Working with the robot involved utilizing a software known as Choreographe. Choreographe was relatively simple to work with, requiring no real serious programming knowledge. There was an optional way to program special functions utilizing python, but I didn’t really bother with that. The main way to interact with Choreographe was dragging and dropping different actions into a main work area, then connecting these actions to form a routine. For example, you could drag a “talk” action into the work area, type out the words you want it to say, then connect it to a walk action. Thus, the robot would say its programmed line, then perform the walk. The problem lied in getting the robot to do actions at the same time.
Choreographe’s simple interface worked well for sequencing actions, but struggled with creating complex routines, where multiple actions occur at the same time. My solution was to simply send out two connecting points at the same time. However, since actions had different lengths, sometimes they would not be perfectly synced. To go back to the previous example, maybe NAO would finish saying its line before it was able to cross the specified distance, resulting in dead air. The solution then became to artifically modify the length of the actions, either through natural offset or putting in a “buffer action” to get them to sync up. This process involved a lot of hard trial and error. There was no real work around to it; you just had to adjust the offset/action length, run the program to test, then readjust as needed. This was awfully close to how working with robots functioned, and learning as a whole.
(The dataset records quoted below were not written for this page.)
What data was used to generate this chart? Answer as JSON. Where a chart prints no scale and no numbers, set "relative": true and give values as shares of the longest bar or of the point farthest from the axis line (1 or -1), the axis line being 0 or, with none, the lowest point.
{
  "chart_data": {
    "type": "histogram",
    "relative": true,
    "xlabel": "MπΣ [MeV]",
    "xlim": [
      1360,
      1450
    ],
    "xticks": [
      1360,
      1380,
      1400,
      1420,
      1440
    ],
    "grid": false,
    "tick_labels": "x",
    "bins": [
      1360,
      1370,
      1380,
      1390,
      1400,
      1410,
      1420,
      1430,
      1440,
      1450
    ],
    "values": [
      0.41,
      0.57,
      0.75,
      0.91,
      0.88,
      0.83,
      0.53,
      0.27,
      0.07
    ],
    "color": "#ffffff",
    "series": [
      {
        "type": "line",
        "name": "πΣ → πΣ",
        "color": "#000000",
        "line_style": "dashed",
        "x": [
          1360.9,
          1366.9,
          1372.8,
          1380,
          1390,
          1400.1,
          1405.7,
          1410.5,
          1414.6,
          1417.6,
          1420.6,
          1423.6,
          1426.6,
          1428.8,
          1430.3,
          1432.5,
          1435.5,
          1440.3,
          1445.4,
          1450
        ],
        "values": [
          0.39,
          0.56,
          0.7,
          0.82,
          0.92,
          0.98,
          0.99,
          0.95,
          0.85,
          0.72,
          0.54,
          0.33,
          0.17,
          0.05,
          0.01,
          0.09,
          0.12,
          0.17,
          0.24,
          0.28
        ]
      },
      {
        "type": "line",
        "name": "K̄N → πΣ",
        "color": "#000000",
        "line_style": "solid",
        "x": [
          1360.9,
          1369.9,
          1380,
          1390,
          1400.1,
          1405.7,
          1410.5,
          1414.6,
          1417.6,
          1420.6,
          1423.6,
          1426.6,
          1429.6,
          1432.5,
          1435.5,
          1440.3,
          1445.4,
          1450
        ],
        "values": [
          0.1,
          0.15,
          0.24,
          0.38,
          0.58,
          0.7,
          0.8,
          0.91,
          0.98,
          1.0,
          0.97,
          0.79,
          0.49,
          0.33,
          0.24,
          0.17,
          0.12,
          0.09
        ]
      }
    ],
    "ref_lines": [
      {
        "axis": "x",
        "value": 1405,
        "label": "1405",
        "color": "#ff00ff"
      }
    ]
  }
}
This project taught me that working with robots is a lot of trial and error. An experience that stands out was when we first started working with the robots, and were simply issuing them random commands to test out functionality. For example, if you told the robot to run, sometimes it would and sometimes it wouldn’t. Eventually, you realized that you had to modify the way you pronounced the word ‘run’. Then, once you’d figured out the pronunciation, the robot ran every time. This is a lot like actual learning. You do something then evaluate the results. If it didn’t work, you keep trying something until it does.